«Retribution». Vale a dire, il «castigo». È quello che promette Donald Trump a chi ha cercato e cercherà di ostacolarlo nella «battaglia finale» per la riconquista della Casa Bianca. L'intervento del tycoon era il più atteso alla Conservative Political Action Conference, la grande kermesse dei conservatori repubblicani, quest'anno ospitata dal Gaylord National Convention Center, in Maryland, mezz'ora di auto da Washington. «Nel 2016, dissi che sarei stato la vostra voce. Oggi dico che sarò il vostro guerriero, la vostra giustizia e, per coloro che hanno sbagliato e tradito, sarò il vostro castigatore», ha detto l'ex presidente a una folla di fedelissimi in tripudio, che nelle giornate precedenti il suo intervento avevano accolto tiepidamente, se non con ostilità, i pochi sfidanti che si erano presentati qui. Mike Pompeo, l'ex segretario di Stato, praticamente ignorato. Nikki Haley, l'ex ambasciatrice Onu, l'unica finora ad avere lanciato apertamente la sua sfida, accompagnata all'uscita da un gruppetto di fan dell'ex presidente, che le urlavano in faccia, «Vogliamo Trump!».
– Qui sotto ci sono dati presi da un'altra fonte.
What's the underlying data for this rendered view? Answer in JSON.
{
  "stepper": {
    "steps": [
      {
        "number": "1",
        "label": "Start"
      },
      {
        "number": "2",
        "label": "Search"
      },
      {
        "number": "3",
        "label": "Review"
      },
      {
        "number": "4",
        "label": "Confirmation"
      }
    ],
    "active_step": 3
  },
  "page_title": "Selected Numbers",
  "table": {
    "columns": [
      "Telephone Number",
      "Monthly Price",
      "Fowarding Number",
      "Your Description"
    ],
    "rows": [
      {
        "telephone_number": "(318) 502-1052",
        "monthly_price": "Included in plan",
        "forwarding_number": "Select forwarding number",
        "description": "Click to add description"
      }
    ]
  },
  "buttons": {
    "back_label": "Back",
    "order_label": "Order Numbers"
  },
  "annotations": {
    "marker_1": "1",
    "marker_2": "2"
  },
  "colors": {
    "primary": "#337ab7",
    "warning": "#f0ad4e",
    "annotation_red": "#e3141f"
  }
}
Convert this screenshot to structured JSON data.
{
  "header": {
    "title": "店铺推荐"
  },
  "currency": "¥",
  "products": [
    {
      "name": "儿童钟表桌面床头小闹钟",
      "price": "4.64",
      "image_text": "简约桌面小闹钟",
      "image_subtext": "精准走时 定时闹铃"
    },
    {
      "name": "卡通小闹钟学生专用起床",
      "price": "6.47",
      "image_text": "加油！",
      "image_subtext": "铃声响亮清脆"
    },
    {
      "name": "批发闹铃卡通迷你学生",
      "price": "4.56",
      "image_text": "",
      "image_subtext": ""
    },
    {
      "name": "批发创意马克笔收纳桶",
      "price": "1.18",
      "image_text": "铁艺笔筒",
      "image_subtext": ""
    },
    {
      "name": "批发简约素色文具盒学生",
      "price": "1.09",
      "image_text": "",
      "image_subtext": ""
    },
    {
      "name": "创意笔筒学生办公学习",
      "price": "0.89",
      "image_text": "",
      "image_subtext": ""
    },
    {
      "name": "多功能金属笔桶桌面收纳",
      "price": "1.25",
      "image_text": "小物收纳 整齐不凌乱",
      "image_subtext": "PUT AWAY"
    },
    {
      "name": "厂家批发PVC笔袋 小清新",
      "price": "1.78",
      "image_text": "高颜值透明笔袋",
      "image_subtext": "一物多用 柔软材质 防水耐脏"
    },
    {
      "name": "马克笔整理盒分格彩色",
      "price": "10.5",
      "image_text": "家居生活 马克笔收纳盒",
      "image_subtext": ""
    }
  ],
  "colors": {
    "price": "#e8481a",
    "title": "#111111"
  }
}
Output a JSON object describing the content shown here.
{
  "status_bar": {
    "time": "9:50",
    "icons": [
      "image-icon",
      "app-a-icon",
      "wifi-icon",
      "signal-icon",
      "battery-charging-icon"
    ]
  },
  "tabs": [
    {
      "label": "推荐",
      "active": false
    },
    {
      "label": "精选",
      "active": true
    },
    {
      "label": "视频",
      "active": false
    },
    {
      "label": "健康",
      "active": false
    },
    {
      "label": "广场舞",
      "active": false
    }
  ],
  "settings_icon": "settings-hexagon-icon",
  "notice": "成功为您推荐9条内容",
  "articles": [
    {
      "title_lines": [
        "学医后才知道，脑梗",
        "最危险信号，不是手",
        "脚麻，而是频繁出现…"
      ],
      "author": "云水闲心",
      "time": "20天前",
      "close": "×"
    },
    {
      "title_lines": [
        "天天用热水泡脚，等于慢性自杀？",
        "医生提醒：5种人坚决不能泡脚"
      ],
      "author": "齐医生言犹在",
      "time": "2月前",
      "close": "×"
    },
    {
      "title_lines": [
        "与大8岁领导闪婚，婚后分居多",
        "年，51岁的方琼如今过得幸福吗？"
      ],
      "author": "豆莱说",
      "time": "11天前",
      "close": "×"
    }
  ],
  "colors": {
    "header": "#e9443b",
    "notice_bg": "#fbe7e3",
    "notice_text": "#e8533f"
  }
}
Difficile ricavare un'impressione definitiva sui rapporti di forza in campo, dopo la tre giorni. Quello che era un tempo l'evento chiave per stabilire la reale consistenza dei potenziali candidati repubblicani, quest'anno è stato snobbato dai principali leader del partito. Non c'era il governatore della Florida, Ron DeSantis, sempre più prossimo all'annuncio della discesa in campo. Non c'era nemmeno Mike Pence, l'ex vice presidente e possibile sfidante («deciderò in primavera»). Assente anche lo speaker della Camera, Kevin McCarthy. Sulle loro defezioni ha sicuramente pesato lo scandalo che ha investito Matt Schlapp, l'organizzatore del Cpac, accusato di molestie sessuali ai danni di un attivista. Soprattutto, ha pesato l'ingombrante presenza di Trump, ritenuto dall'establishment del partito il candidato meno adatto a un possibile re-match con Joe Biden, come sperimentato nel voto di midterm. Lui, Trump, ha preferito evitare, per ora, lo scontro diretto coi suoi avversari interni. Nessun accenno, nel suo discorso, a Ron DeSanctimonious, Ron l'ipocrita, come in passato aveva bollato il governatore della Florida. Davanti a una sala non del tutto gremita, il tycoon ha rispolverato i toni messianici della campagna 2016, per promettere il riscatto dell'America che ancora si identifica in lui: quella bianca, al confine tra middle e working class, allergica ai cambiamenti sociali e culturali e desiderosa di «tornare grande». «Maga», Make America Great Again, come recita lo slogan trumpiano per eccellenza, esibito sui cappellini e le magliette dei suoi fan accorsi in Maryland.
«Finiremo quello che abbiamo iniziato. Completeremo la missione. Combatteremo questa battaglia fino alla vittoria finale», ha detto. A Trump è bastato puntare il dito contro l'amministrazione Biden, «la più corrotta della storia», per galvanizzare i suoi, senza entrare troppo nel merito di quello che farebbe, una volta tornato alla Casa Bianca. Sulla Cina, la promessa dello stop a tutte le importazioni da Pechino. Sull'Ucraina, il tycoon ha fatto parlare il suo ex capo stratega, Steve Bannon, che dal palco ha liquidato l'invasione russa come una questione «europea», dalla quale gli Usa dovrebbero prendere le distanze. Donald ha aggiunto: «Io sono l'unico candidato che può fare questa promessa: io eviterò la Terza guerra mondiale».
Poco prima di salire sul palco, parlando con i cronisti, Trump era stato esplicito riguardo alle tante inchieste e guai giudiziari che pesano sulla sua testa. In caso di rinvio a giudizio, «non ci penso nemmeno a ritirarmi», ha assicurato.